Auenkurier
Juni 2006

 

 

 
Jagd in unserer Region
Waidmannsheil und Waidmannsdank


Die Gesprächsrunde bestand aus erfahrenen Experten. Am Tisch saßen Männer alter Schule, die sich gleichermaßen als Jäger und Naturschützer ausgewiesen und bewährt haben.
Im Revier rings um Lützschena und Stahmeln sorgen sie für einen ausgewogenen Wildbestand und den Schutz der natürlichen Umwelt. Ihre besondere Sorge gilt dabei der Ordnung und Sicherheit
. Der Jagdpächter unter ihnen ist der in Lützschena wohnende Rechtsanwalt Karlheinz Krusche.
Seit 25 Jahren ist er als Jäger aktiv. Seine auf jeweils 9 Jahre ausgelegte Pacht ist an einem bestimmten Grund und Boden gebunden.
Der Jagdpächter pachtet die Jagd von der Jagdgenossenschaft. Pflichtmitglieder in der Jagdgenossenschaft sind die Eigentümer von Grund und Boden. Nach der Eingemeindung von Lützschena-Stahmeln nach Leipzig ist Verpächter die Jagdgenossenschaft Leipzig. Dem Jagdpächter Karlhein Krusche zur Seite stehen in enger Zusammenarbeit die Jagdaufseher, die am Gespräch teilnahmen, voran Schmiedemeister i. R. Rolf Wönicker, der bereits 46 Jahre das Waidwerk ausübt.
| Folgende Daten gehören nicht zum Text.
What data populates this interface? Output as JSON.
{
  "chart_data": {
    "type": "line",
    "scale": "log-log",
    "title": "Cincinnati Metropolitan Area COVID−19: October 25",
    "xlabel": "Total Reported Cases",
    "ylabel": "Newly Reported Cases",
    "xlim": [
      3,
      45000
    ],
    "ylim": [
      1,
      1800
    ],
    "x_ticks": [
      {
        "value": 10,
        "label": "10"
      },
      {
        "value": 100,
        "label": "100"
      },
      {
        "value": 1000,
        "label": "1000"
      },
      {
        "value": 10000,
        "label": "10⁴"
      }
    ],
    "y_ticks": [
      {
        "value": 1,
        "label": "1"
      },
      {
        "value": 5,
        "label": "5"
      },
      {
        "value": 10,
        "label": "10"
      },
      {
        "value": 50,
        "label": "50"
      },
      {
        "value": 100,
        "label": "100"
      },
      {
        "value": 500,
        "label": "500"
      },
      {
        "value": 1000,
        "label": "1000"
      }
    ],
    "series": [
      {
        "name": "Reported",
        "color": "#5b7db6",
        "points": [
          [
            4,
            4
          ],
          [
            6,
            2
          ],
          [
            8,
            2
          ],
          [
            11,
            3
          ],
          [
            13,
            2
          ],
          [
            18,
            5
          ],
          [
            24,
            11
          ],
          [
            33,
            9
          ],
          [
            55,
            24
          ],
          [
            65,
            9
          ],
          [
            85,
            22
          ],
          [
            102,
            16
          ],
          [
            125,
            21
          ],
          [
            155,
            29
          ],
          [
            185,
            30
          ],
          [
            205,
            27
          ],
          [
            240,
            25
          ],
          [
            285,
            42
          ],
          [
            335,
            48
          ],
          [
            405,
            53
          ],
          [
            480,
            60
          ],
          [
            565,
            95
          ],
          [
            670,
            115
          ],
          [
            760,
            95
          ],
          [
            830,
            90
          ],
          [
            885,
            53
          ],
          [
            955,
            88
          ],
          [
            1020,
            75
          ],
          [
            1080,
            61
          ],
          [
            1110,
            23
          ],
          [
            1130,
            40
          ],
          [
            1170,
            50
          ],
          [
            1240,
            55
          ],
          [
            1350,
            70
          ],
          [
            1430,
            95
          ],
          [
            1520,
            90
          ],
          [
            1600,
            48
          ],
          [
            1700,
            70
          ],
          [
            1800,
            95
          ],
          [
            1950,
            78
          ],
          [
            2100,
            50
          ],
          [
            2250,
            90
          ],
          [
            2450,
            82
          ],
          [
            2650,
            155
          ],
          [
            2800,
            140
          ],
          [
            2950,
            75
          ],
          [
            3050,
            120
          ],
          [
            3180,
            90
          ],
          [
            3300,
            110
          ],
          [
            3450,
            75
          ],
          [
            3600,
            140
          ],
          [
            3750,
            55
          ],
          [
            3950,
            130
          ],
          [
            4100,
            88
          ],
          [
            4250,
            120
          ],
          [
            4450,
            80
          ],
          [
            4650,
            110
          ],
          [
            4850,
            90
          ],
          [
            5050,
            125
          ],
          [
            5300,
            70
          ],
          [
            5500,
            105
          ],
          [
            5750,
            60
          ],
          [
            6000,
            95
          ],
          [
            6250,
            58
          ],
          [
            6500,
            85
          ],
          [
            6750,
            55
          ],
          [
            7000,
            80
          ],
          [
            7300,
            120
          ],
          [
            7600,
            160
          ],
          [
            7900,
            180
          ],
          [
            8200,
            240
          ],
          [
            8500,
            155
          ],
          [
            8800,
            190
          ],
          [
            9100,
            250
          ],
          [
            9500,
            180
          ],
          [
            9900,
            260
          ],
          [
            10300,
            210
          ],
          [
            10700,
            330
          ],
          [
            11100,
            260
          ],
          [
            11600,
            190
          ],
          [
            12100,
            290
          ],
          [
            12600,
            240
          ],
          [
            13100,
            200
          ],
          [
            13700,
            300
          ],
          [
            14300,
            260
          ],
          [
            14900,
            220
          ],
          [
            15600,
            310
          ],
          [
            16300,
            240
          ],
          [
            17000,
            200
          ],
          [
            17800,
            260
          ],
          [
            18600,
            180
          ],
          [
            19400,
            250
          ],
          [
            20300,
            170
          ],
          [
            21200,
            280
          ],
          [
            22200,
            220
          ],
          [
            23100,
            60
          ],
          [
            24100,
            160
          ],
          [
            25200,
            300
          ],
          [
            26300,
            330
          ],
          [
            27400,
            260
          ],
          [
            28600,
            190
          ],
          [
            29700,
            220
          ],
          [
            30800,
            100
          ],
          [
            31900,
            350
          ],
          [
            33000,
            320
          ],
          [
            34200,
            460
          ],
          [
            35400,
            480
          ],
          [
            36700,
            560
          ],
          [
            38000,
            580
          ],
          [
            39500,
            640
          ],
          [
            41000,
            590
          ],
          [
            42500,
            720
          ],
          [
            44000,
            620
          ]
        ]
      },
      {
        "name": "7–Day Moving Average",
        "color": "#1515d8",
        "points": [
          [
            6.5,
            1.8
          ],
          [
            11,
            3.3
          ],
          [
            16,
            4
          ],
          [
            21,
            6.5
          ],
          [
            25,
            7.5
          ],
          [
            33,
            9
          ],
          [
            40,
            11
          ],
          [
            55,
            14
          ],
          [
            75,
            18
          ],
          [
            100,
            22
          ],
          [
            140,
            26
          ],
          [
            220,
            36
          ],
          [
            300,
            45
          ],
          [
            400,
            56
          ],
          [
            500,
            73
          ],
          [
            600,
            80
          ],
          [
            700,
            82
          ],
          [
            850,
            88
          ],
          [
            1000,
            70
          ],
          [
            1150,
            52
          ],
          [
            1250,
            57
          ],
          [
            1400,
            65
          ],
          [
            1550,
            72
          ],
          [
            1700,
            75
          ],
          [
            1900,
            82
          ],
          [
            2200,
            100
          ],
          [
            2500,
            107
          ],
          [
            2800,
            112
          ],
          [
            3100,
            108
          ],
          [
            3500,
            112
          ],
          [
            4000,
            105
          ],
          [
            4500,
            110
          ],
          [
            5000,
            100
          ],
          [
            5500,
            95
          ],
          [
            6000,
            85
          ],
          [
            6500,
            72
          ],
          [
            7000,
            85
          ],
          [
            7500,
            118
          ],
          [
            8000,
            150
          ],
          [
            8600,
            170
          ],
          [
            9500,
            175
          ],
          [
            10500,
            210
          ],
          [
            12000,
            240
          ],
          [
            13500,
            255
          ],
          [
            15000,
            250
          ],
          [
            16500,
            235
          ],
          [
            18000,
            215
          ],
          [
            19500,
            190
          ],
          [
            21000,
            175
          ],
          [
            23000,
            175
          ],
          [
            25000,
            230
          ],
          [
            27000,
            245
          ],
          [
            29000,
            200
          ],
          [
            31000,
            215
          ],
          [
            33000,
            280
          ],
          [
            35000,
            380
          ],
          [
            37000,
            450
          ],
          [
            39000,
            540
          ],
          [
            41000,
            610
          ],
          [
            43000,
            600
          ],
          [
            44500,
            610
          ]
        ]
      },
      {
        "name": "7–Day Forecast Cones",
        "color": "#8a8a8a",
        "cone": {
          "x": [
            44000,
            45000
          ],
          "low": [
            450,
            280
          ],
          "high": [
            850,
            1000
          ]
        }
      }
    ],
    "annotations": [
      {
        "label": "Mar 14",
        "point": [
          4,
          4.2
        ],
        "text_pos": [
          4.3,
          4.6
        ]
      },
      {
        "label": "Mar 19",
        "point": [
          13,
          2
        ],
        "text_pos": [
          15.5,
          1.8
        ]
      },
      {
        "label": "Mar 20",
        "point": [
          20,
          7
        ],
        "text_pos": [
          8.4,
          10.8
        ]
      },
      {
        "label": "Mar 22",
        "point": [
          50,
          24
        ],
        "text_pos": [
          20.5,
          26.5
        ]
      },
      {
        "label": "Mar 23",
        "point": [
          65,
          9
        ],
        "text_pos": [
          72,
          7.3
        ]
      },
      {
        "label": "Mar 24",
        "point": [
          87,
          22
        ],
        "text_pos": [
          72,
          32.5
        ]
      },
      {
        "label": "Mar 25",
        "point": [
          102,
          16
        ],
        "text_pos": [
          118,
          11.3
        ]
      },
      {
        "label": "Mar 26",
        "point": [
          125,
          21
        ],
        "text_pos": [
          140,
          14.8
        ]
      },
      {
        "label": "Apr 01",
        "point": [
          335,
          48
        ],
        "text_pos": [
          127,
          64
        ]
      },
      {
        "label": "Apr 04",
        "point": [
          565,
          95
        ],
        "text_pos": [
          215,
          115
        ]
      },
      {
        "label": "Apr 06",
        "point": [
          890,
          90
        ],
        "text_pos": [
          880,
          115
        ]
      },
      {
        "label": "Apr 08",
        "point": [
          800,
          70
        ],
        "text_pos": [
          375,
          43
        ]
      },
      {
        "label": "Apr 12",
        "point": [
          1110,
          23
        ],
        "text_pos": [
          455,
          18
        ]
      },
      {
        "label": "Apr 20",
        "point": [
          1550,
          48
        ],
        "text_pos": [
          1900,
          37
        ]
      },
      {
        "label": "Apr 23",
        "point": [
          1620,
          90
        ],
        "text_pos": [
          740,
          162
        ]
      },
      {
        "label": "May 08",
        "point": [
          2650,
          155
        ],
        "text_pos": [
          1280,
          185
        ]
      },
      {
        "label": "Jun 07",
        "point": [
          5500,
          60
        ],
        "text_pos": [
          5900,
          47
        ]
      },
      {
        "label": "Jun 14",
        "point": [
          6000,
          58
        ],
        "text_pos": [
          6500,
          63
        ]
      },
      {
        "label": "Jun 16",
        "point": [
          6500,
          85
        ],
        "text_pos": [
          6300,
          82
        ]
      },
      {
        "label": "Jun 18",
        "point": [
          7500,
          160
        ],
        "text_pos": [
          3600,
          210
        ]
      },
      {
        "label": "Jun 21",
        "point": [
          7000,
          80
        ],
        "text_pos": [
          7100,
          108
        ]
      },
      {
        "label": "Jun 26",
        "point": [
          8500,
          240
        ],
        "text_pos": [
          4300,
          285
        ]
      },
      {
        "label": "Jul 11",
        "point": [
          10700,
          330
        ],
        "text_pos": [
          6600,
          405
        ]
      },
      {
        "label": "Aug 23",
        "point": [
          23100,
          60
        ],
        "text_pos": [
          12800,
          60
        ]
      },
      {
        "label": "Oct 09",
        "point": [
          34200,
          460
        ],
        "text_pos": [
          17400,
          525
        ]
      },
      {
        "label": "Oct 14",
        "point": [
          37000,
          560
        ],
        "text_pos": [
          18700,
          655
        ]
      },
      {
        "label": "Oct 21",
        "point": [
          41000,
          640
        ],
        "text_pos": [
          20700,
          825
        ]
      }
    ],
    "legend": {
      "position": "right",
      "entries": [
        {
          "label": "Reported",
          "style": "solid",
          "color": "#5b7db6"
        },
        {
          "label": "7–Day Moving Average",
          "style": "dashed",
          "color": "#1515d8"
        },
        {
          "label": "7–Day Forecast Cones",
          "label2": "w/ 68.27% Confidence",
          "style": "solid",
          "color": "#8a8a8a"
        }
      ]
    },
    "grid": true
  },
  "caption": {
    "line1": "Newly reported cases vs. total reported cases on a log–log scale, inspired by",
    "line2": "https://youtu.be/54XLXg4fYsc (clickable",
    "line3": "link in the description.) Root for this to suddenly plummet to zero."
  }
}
Er war schon während der DDR-Zeit Jagdleiter und ist übrigens der Lehrmeister von Karlheinz Krusche. Die beiden anderen anwesenden Jäger, Klaus Gründler und Jürgen Richter, beide heute ebenfalls erfahrene Jäger, sind seit 30 Jahren auf der Pirsch in Wald und Flur. Bevor die Jäger ihre Jagderlaubnis erhielten, mussten sie eine umfangreiche Jägerprüfung ablegen und gingen mehrere Jahre zuvor als Jagdhelfer oder Jagdhundeführer der gestandenen Jägerschaft zur Hand.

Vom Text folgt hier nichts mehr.